Brad Fitzpatrick ([info]bradfitz) wrote in [info]lj_dev,
@ 2005-09-15 21:13:00
Previous Entry  Add to memories!  Tell a Friend!  Next Entry
Google Blog Search -- relax, yo
I got this email from Google:
Hey Brad,

EvanM passed a note our way from LJ Tech Support, regarding Blog Search and its accidental indexing of "noindex" LJ content. Just wondering if you guys could let your users know that this was entirely unintentional, and a fix should go live within the next day or two? (hopefully tomorrow)

Thanks,
E
So y'all can relax.

(I'm also talking to them about RSS/Atom specs for indicating noindex so they don't have to hit up HTML to learn about it.)

And please, people, stop spreading paranoia: they're not using RSS as a "workaround" to not obey robots.txt and noindex... that's just silly on so many levels.

Remember the golden rule on the Internets:
Never attribute to malice what can be adequately explained by stupidity.
... or in this case, an accident.


(Post a new comment)


[info]halfawake
2005-09-16 04:20 am UTC (link)
Neat, thanks for letting us know about this. Might want to have someone mention it in [info]news as well.

(Reply to this)


[info]zach
2005-09-16 04:20 am UTC (link)
Sweet deal.
Not that I complained in the first place. I welcome all robots to my journal. =)

(Reply to this) (Thread)


[info]idigital
2005-09-16 08:22 am UTC (link)
I amz az robotz. Myz Prime Directivez are to Indexz your LivezJournalz.
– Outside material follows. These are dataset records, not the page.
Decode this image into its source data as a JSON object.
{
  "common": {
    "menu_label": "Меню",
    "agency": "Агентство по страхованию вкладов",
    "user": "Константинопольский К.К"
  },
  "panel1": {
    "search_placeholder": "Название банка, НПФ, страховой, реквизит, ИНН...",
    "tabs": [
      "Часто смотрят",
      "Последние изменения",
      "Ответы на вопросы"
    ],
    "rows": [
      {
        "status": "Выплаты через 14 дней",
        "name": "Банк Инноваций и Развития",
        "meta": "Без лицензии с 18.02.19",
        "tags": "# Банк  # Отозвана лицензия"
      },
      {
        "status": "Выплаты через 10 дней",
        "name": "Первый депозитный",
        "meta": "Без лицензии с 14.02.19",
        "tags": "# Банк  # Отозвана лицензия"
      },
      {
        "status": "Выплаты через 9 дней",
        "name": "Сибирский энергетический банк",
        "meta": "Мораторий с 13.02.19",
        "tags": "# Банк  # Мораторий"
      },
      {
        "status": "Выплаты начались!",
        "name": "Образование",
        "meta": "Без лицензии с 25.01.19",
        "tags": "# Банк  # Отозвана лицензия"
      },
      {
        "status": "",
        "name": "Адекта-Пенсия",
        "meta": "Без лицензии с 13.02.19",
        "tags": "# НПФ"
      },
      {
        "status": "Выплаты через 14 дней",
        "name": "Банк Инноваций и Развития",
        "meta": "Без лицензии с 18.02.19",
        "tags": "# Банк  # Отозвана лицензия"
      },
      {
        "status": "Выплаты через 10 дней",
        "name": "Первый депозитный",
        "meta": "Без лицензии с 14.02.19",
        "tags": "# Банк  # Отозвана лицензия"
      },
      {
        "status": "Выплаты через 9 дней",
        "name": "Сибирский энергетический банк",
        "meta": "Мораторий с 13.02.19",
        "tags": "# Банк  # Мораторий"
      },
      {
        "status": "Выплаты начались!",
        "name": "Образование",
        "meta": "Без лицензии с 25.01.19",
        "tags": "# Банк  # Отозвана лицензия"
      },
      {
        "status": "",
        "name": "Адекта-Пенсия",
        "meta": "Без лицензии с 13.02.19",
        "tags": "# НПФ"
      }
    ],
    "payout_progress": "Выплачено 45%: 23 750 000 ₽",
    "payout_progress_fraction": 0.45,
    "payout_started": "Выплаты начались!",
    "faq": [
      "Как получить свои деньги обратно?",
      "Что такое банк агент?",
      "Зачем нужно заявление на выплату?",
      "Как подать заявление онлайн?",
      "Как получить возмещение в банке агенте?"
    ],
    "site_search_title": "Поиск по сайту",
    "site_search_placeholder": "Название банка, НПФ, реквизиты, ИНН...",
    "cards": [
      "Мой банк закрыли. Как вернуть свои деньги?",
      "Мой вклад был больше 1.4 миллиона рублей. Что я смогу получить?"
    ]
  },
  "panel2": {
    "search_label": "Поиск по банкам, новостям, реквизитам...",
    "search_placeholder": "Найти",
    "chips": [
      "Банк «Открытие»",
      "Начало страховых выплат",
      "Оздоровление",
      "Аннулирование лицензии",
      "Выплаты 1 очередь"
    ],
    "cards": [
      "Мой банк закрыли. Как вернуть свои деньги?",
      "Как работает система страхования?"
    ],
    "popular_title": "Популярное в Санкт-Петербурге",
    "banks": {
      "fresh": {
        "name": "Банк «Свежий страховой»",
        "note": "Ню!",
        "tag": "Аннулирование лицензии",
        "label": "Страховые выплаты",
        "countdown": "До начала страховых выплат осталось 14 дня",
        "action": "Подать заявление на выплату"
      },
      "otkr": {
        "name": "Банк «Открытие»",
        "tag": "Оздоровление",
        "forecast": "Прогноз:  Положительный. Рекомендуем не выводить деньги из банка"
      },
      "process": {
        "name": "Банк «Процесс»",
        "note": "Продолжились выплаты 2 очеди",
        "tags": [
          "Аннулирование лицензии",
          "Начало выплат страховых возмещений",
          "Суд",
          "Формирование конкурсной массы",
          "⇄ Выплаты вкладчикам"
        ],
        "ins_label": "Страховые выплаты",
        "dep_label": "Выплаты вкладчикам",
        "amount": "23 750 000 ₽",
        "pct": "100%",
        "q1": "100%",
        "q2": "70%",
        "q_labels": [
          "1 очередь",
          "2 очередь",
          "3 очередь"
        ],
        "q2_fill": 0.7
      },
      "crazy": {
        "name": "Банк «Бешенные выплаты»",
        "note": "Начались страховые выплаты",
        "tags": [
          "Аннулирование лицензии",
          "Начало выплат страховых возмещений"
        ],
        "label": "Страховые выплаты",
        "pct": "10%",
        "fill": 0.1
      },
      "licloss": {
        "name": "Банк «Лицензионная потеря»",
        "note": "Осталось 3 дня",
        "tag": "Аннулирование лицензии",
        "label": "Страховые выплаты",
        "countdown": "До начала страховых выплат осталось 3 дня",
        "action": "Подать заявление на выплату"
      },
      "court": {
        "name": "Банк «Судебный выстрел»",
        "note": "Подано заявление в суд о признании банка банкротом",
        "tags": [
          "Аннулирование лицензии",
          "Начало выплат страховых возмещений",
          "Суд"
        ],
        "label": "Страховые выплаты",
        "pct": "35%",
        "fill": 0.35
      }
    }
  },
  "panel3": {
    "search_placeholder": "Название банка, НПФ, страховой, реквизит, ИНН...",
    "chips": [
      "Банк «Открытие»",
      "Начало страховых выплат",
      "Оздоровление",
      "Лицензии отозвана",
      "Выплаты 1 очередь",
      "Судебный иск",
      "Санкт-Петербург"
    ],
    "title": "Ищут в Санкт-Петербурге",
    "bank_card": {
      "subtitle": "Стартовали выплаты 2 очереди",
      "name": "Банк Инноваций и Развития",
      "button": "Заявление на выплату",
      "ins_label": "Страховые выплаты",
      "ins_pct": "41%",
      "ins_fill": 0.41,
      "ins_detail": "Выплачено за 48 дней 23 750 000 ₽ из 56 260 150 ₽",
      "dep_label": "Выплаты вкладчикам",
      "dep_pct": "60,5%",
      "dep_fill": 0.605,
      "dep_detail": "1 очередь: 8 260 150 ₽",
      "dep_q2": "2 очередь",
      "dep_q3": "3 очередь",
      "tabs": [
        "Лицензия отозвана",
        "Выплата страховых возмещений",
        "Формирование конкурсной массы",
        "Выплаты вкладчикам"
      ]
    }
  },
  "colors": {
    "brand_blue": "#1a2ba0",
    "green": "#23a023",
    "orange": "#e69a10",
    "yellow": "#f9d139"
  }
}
(Reply to this) (Parent)(Thread)(Expand)

(no subject) - [info]zach, 2005-09-16 08:28 am UTC (Expand)
(no subject) - [info]idigital, 2005-09-16 08:36 am UTC (Expand)
(no subject) - [info]shmuelisms, 2005-09-18 07:44 am UTC (Expand)

[info]burr86
2005-09-16 04:26 am UTC (link)
Oh, wow, thanks! *goes back to the support board to reassure a bunch of people* :)

(Reply to this)


[info]azurelunatic
2005-09-16 04:46 am UTC (link)
Good to hear.

(Reply to this)

neat
[info]jay
2005-09-16 04:53 am UTC (link)
It's nice to know that a press conference and involvement from grass roots organizations was not required.

(Reply to this)


[info]zach
2005-09-16 05:56 am UTC (link)
Is it just me, or have some of the comments on this entry kept disappearing and reappearing?

(Reply to this) (Thread)


[info]azurelunatic
2005-09-16 08:47 am UTC (link)
Is the content inane, off-topic, blatantly offensive and/or obscene?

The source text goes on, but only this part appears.